Interpreting observations of the Lyman-α forest flux power spectrum requires interpolation between a small number of expensive simulations. We present a Gaussian process emulator modelling the 1D flux power spectrum as a function of the amplitude and slope of the small-scale linear matter power spectrum, and the state of the intergalactic medium at the epoch of interest (2 < z < 4). This parameterisation enables the prediction of the flux power spectrum in extended cosmological models that are not explicitly included in the training set, eliminating the need to construct bespoke emulators for a number of extensions to ΛCDM. Our emulator is appropriate for cosmologies in which the linear matter power spectrum is described to percent level accuracy by just an amplitude and slope across the epoch of interest, and in the regime probed by eBOSS/DESI data. We demonstrate this for massive neutrino cosmologies, where the emulator is able to predict the flux power spectrum in a Σ m_ν=0.3 eV neutrino cosmology to sub-percent accuracy, without including massive neutrinos in the training simulations. Further parameters would be required to describe models with sharp features in the linear power, such as warm or light axion dark matter. This work will facilitate the combination of upcoming DESI data with observations of the cosmic microwave background, to obtain constraints on neutrino mass and other extensions to ΛCDMcosmology.
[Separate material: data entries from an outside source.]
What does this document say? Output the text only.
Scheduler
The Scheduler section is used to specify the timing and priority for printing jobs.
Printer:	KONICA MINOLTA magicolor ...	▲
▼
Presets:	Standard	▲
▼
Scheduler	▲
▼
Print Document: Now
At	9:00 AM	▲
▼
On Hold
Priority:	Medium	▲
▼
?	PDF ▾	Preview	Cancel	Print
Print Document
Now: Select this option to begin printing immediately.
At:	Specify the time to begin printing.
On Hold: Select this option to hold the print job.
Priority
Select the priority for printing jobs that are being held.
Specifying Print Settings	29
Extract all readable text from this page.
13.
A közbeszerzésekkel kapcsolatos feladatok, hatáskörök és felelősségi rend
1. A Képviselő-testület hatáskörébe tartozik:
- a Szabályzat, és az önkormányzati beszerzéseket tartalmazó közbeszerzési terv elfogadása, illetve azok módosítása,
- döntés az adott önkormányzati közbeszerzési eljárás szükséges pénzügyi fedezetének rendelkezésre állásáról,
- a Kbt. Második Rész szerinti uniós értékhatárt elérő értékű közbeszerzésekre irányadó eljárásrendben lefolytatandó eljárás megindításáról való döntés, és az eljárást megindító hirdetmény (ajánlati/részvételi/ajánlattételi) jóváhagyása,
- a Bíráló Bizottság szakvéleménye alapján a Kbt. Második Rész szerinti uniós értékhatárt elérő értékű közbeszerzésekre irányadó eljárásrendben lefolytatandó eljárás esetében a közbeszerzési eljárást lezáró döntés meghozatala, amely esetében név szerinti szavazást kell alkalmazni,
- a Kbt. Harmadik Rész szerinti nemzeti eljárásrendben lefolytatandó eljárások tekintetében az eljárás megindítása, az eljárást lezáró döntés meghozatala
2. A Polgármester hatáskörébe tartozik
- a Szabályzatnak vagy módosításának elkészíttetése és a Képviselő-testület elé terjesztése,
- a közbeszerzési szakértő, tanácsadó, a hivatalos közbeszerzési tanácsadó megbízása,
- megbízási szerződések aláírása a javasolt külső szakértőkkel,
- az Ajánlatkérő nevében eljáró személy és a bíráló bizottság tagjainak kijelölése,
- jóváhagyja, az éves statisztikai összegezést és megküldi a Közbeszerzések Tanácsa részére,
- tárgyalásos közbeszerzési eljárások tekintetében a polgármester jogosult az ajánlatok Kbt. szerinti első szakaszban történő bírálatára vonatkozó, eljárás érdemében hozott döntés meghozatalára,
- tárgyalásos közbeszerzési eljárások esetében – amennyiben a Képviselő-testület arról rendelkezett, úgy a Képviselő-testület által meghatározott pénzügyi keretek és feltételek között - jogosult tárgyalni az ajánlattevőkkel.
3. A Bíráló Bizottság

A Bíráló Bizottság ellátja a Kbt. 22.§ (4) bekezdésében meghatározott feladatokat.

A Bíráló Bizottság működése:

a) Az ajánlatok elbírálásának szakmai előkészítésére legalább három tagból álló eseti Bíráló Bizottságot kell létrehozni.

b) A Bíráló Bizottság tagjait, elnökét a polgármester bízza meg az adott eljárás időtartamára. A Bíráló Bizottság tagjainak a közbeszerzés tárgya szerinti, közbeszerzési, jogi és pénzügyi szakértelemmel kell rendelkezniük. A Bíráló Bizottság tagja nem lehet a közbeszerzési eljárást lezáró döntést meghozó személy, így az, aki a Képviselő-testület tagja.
解释 Lyman-α 森林通量功率谱的观察结果需要在少量昂贵的模拟之间进行插值。我们提出了一个高斯过程仿真器，将一维通量功率谱建模为小尺度线性物质功率谱的幅度和斜率的函数，以及感兴趣时期 (2 < z < 4) 的星系间介质状态。这种参数化能够预测未明确包含在训练集中的扩展宇宙学模型中的通量功率谱，从而无需为 ΛCDM 的许多扩展构建定制仿真器。我们的模拟器适用于宇宙学，在这种宇宙学中，线性物质功率谱被描述为仅通过感兴趣时期的幅度和斜率来达到百分比水平精度，并在 eBOSS/DESI 数据探测的范围内。我们在大规模中微子宇宙学中证明了这一点，其中模拟器能够预测 Σ m 中的通量功率谱_ν = 0.3 eV 中微子宇宙学达到亚百分比精度，在训练模拟中不包括大量中微子。需要进一步的参数来描述具有线性功率特征的模型，例如暖或光轴子暗物质。这项工作将有助于将即将到来的 DESI 数据与宇宙微波背景观测相结合，以获得对中微子质量和 ΛCDM 宇宙学其他扩展的约束。